Imagine the day where your Bluetooth headset, coupled with a cell phone on your waist, might transmit a text message to an emergency room that you're having a heart attack or cardiac arrest. The text message would contain your GPS coordinates and notify an ER and ambulance dispatcher automatically.
Far fetched? Well maybe not.
But the implications of such technology are not trivial. Would resources exist to respond to all the messages received? What would the battery drain be on such a cell phone device for such monitoring? How does one confirm that the device is not sending a false signal? What are the steps after a message is received - call the patient or do we just send the ambulance to reduce the "door-to-balloon" time? Who will man the telephone 24/7? How will they be paid? Are funds best allocated for damage control like this, or prevention of the heart attack in the first place?

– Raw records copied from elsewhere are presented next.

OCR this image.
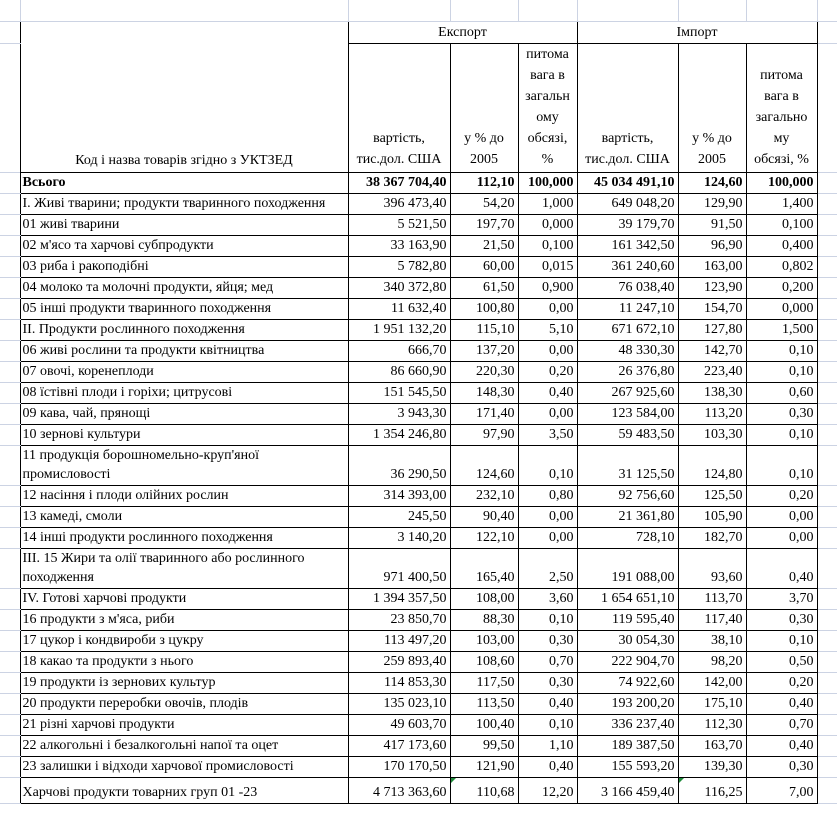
	Код і назва товарів згідно з УКТЗЕД	Експорт			Імпорт			
		вартість, тис.дол. США	у % до 2005	питома вага в загальному обсязі, %	вартість, тис.дол. США	у % до 2005	питома вага в загальному обсязі, %	
	Всього	38 367 704,40	112,10	100,000	45 034 491,10	124,60	100,000	
	I. Живі тварини; продукти тваринного походження	396 473,40	54,20	1,000	649 048,20	129,90	1,400	
	01 живі тварини	5 521,50	197,70	0,000	39 179,70	91,50	0,100	
	02 м'ясо та харчові субпродукти	33 163,90	21,50	0,100	161 342,50	96,90	0,400	
	03 риба і ракоподібні	5 782,80	60,00	0,015	361 240,60	163,00	0,802	
	04 молоко та молочні продукти, яйця; мед	340 372,80	61,50	0,900	76 038,40	123,90	0,200	
	05 інші продукти тваринного походження	11 632,40	100,80	0,00	11 247,10	154,70	0,000	
	II. Продукти рослинного походження	1 951 132,20	115,10	5,10	671 672,10	127,80	1,500	
	06 живі рослини та продукти квітництва	666,70	137,20	0,00	48 330,30	142,70	0,10	
	07 овочі, коренеплоди	86 660,90	220,30	0,20	26 376,80	223,40	0,10	
	08 їстівні плоди і горіхи; цитрусові	151 545,50	148,30	0,40	267 925,60	138,30	0,60	
	09 кава, чай, прянощі	3 943,30	171,40	0,00	123 584,00	113,20	0,30	
	10 зернові культури	1 354 246,80	97,90	3,50	59 483,50	103,30	0,10	
	11 продукція борошномельно-круп'яної промисловості	36 290,50	124,60	0,10	31 125,50	124,80	0,10	
	12 насіння і плоди олійних рослин	314 393,00	232,10	0,80	92 756,60	125,50	0,20	
	13 камеді, смоли	245,50	90,40	0,00	21 361,80	105,90	0,00	
	14 інші продукти рослинного походження	3 140,20	122,10	0,00	728,10	182,70	0,00	
	III. 15 Жири та олії тваринного або рослинного походження	971 400,50	165,40	2,50	191 088,00	93,60	0,40	
	IV. Готові харчові продукти	1 394 357,50	108,00	3,60	1 654 651,10	113,70	3,70	
	16 продукти з м'яса, риби	23 850,70	88,30	0,10	119 595,40	117,40	0,30	
	17 цукор і кондвироби з цукру	113 497,20	103,00	0,30	30 054,30	38,10	0,10	
	18 какао та продукти з нього	259 893,40	108,60	0,70	222 904,70	98,20	0,50	
	19 продукти із зернових культур	114 853,30	117,50	0,30	74 922,60	142,00	0,20	
	20 продукти переробки овочів, плодів	135 023,10	113,50	0,40	193 200,20	175,10	0,40	
	21 різні харчові продукти	49 603,70	100,40	0,10	336 237,40	112,30	0,70	
	22 алкогольні і безалкогольні напої та оцет	417 173,60	99,50	1,10	189 387,50	163,70	0,40	
	23 залишки і відходи харчової промисловості	170 170,50	121,90	0,40	155 593,20	139,30	0,30	
	Харчові продукти товарних груп 01 -23	4 713 363,60	110,68	12,20	3 166 459,40	116,25	7,00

While there might be a role for such services in patients identified at high risk for cardiac problems, deployment of such technology to the population at large might overwhelm our already understaffed ER's.

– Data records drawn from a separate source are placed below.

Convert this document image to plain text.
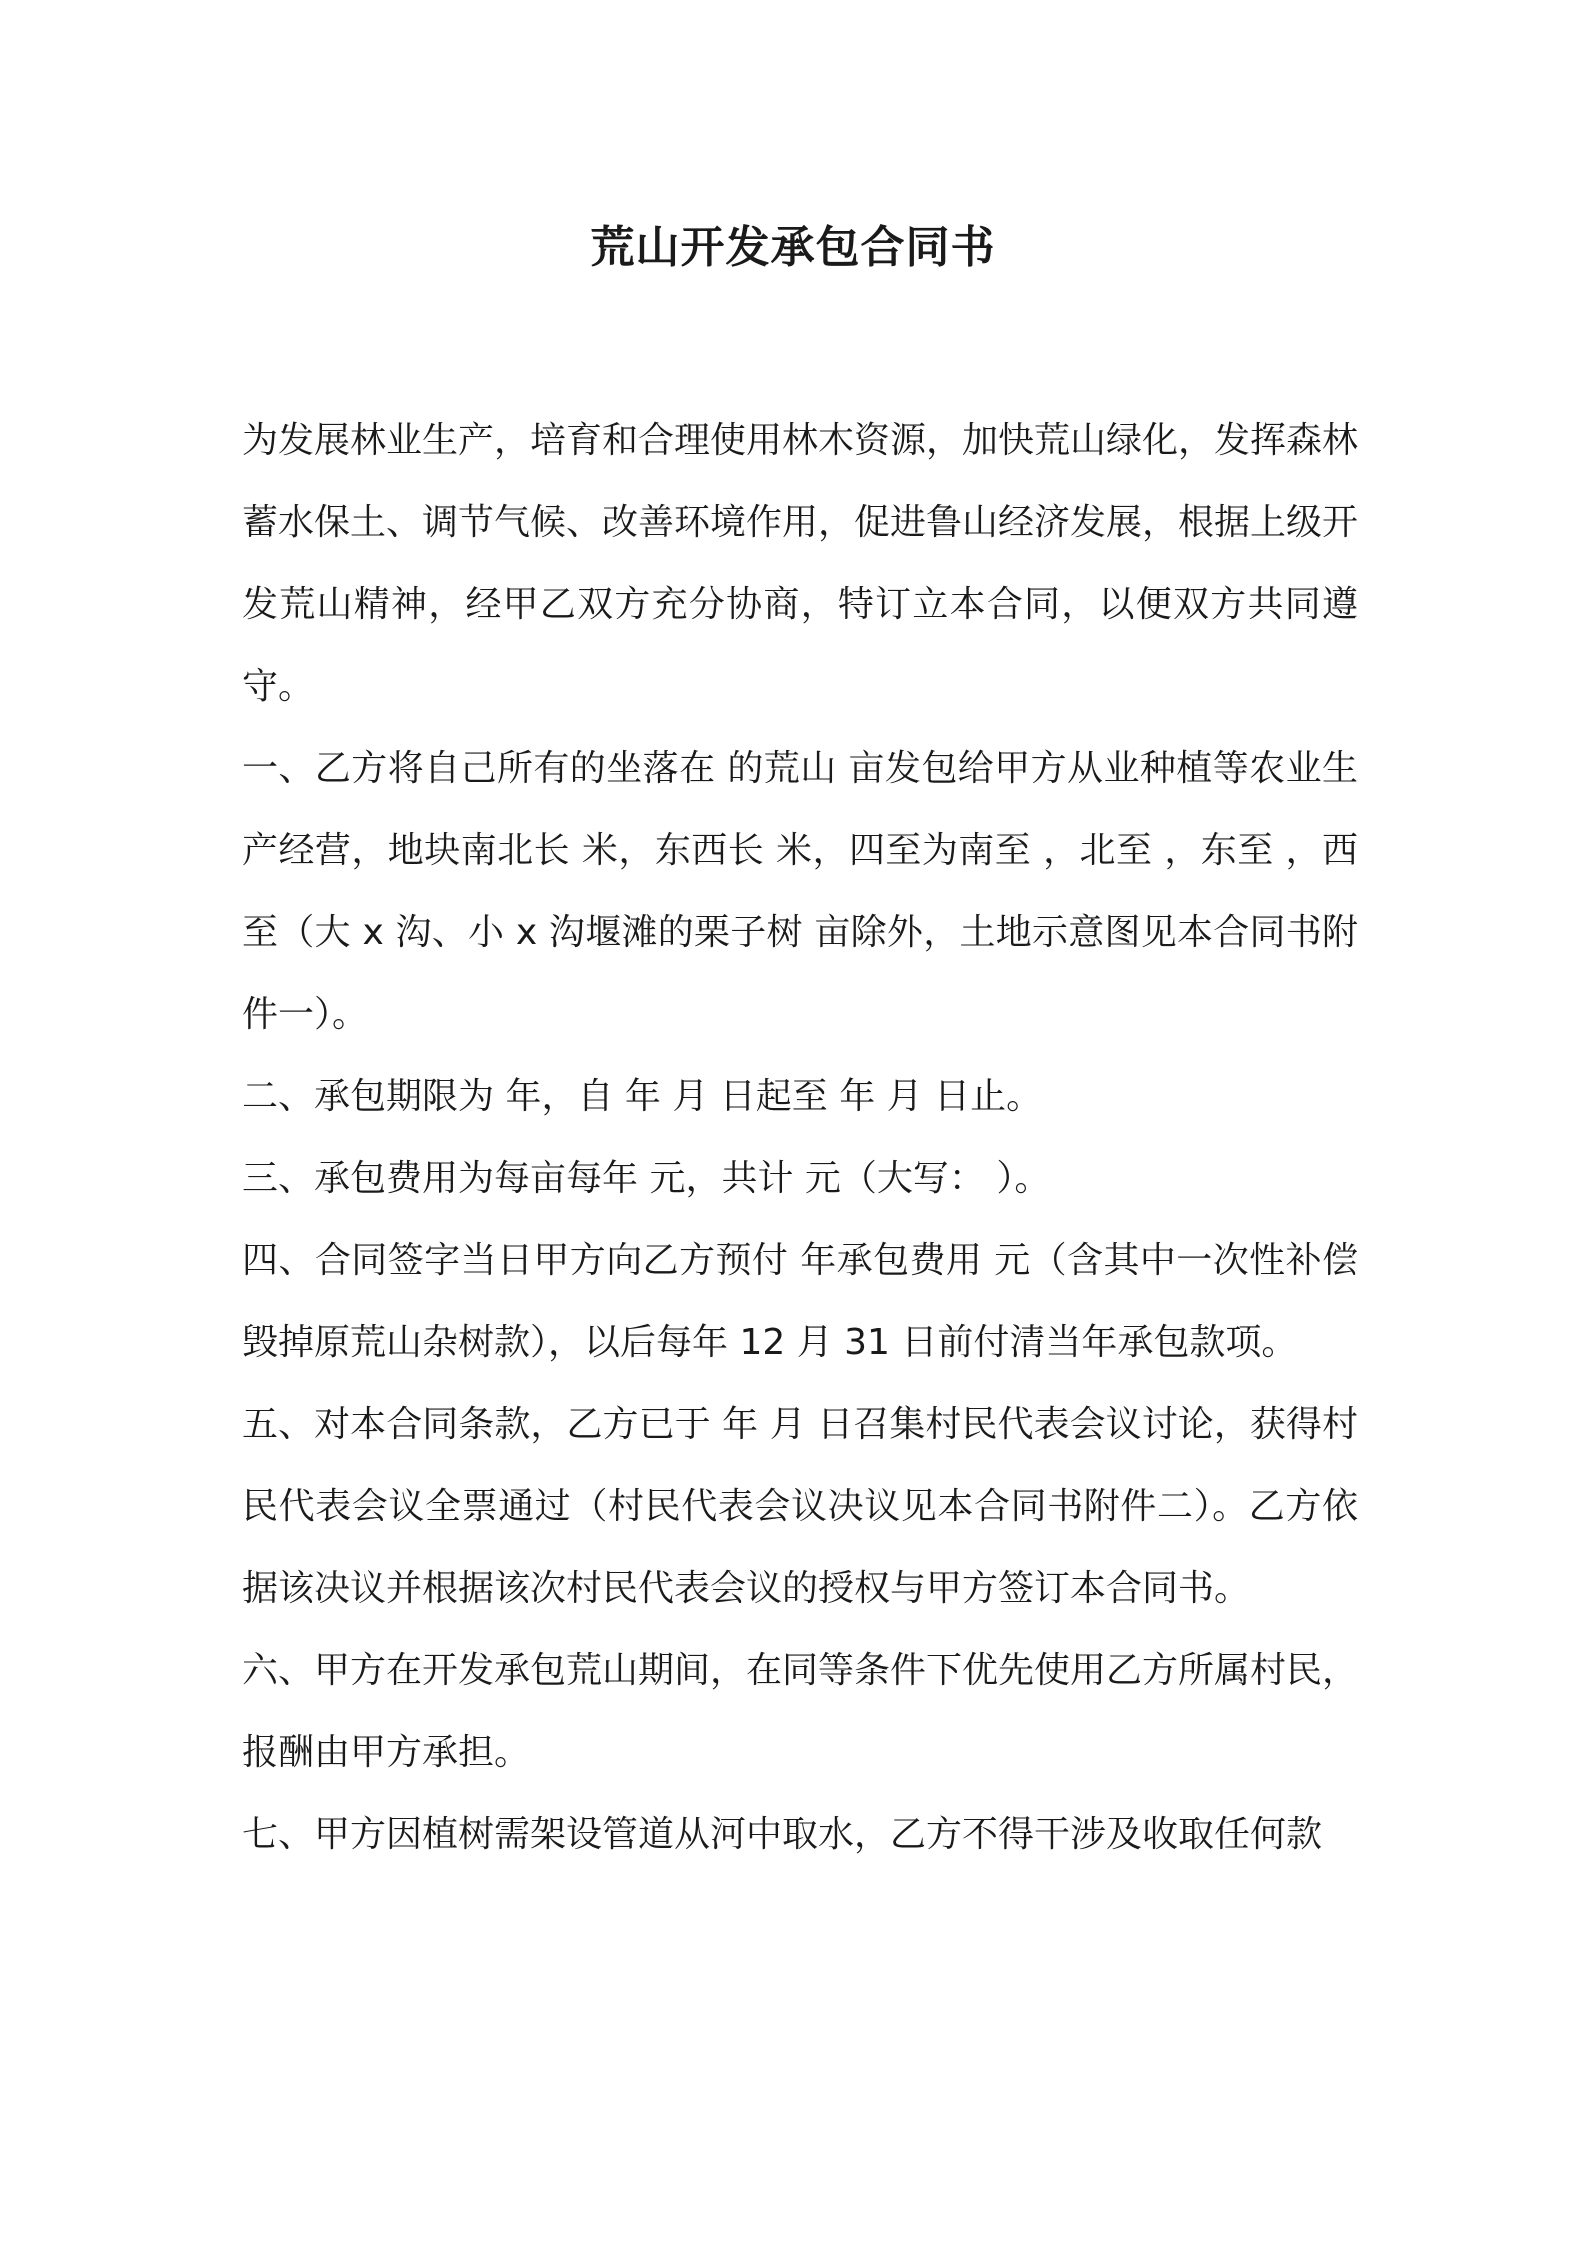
荒山开发承包合同书

为发展林业生产，培育和合理使用林木资源，加快荒山绿化，发挥森林蓄水保土、调节气候、改善环境作用，促进鲁山经济发展，根据上级开发荒山精神，经甲乙双方充分协商，特订立本合同，以便双方共同遵守。

一、乙方将自己所有的坐落在 的荒山 亩发包给甲方从业种植等农业生产经营，地块南北长 米，东西长 米，四至为南至 ，北至 ，东至 ，西至（大 x 沟、小 x 沟堰滩的栗子树 亩除外，土地示意图见本合同书附件一）。

二、承包期限为 年，自 年 月 日起至 年 月 日止。

三、承包费用为每亩每年 元，共计 元（大写： ）。

四、合同签字当日甲方向乙方预付 年承包费用 元（含其中一次性补偿毁掉原荒山杂树款），以后每年 12 月 31 日前付清当年承包款项。

五、对本合同条款，乙方已于 年 月 日召集村民代表会议讨论，获得村民代表会议全票通过（村民代表会议决议见本合同书附件二）。乙方依据该决议并根据该次村民代表会议的授权与甲方签订本合同书。

六、甲方在开发承包荒山期间，在同等条件下优先使用乙方所属村民，报酬由甲方承担。

七、甲方因植树需架设管道从河中取水，乙方不得干涉及收取任何款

What is interesting in this story, however, is the potential for delivering therapy (not just making a diagnosis) in patients with previously-implanted cardiac pacemakers and defibrillators using wireless technology. Medtronic, St. Jude, Boston Scientific and others already have wireless platforms available for their defibrillators that feed information from their devices to a central server for doctors to review on-line to assess device function and the treatments delivered. What if the doctor could review an event real-time and program a device remotely to respond in kind?
This ability may not be far off and offers a dazzling array of potential for remote therapies as well as diagnostics: imagine remote-controlled drug therapy or the ability to reprogram the device to prolong battery longevity without the patient having to make a trip to the doctor's office. Likewise, if a previously undiagnosed arrhythmia arises that can be managed easily by repramming the device remotely, maybe we could save a few more trips to the emergency rooms.
But similar issues remain as with the cell phone mentioned earlier - reliability of internet connections and wireless transmissions, the problems with battery drain on the device for such computer-monitoring overhead, reimbursement for such "therapy-delivery" expertise by the "treating" physician? Is it safe to do in the first place? These are just a few.
The potential for significant medical cost savings and patient convenience might just drive this bus. And if these engineering and logistical issues for such technological therapies can be resolved, it will be a whole new era in medical device therapy.